Calibrated
How sure are you? Report your confidence.
50% is the safe hedge: tiny reward, tiny risk.
How Calibrated Works
This is a calibration eval wearing a trivia costume. Anyone can guess. The skill we're measuring is whether you know how much you know. So every question is a two-part bet: first the answer, then your confidence in it.
- Read the statement or question and pick an answer
- Declare your confidence: 55%, 70%, 85%, or 99%
- Right + confident = big points. Wrong + confident = big penalty (yes, it goes negative)
- Hedge at low confidence when you're unsure — small reward, small risk
Why The Scoring Punishes Bravado
Points come from a proper scoring rule (a Brier-style payoff). Saying 99% and being right is glorious; saying 99% and being wrong is catastrophic.
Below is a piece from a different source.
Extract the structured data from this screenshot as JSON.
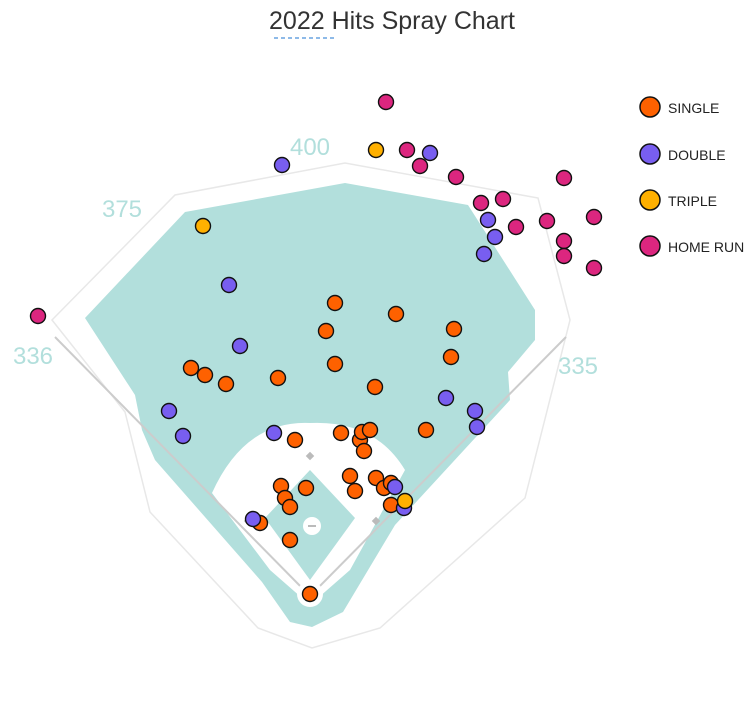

The math is rigged so that the only way to maximize your expected score is to report your true probability. Lying to yourself loses points. Just like in production.
The Verdict
At the end we compare your stated confidence to your actual accuracy. Say 90% but only land 60%? Overconfident — flagged for recall. Hedge everything and ace it anyway? Underconfident — grow a spine. Match them up? Well-calibrated, suspiciously so.
Slop Fact: Real language models are graded on exactly this. A "calibrated" model is one whose 70%-confidence answers are right about 70% of the time. Most models, like most humans, are wildly overconfident and require sedation (RLHF).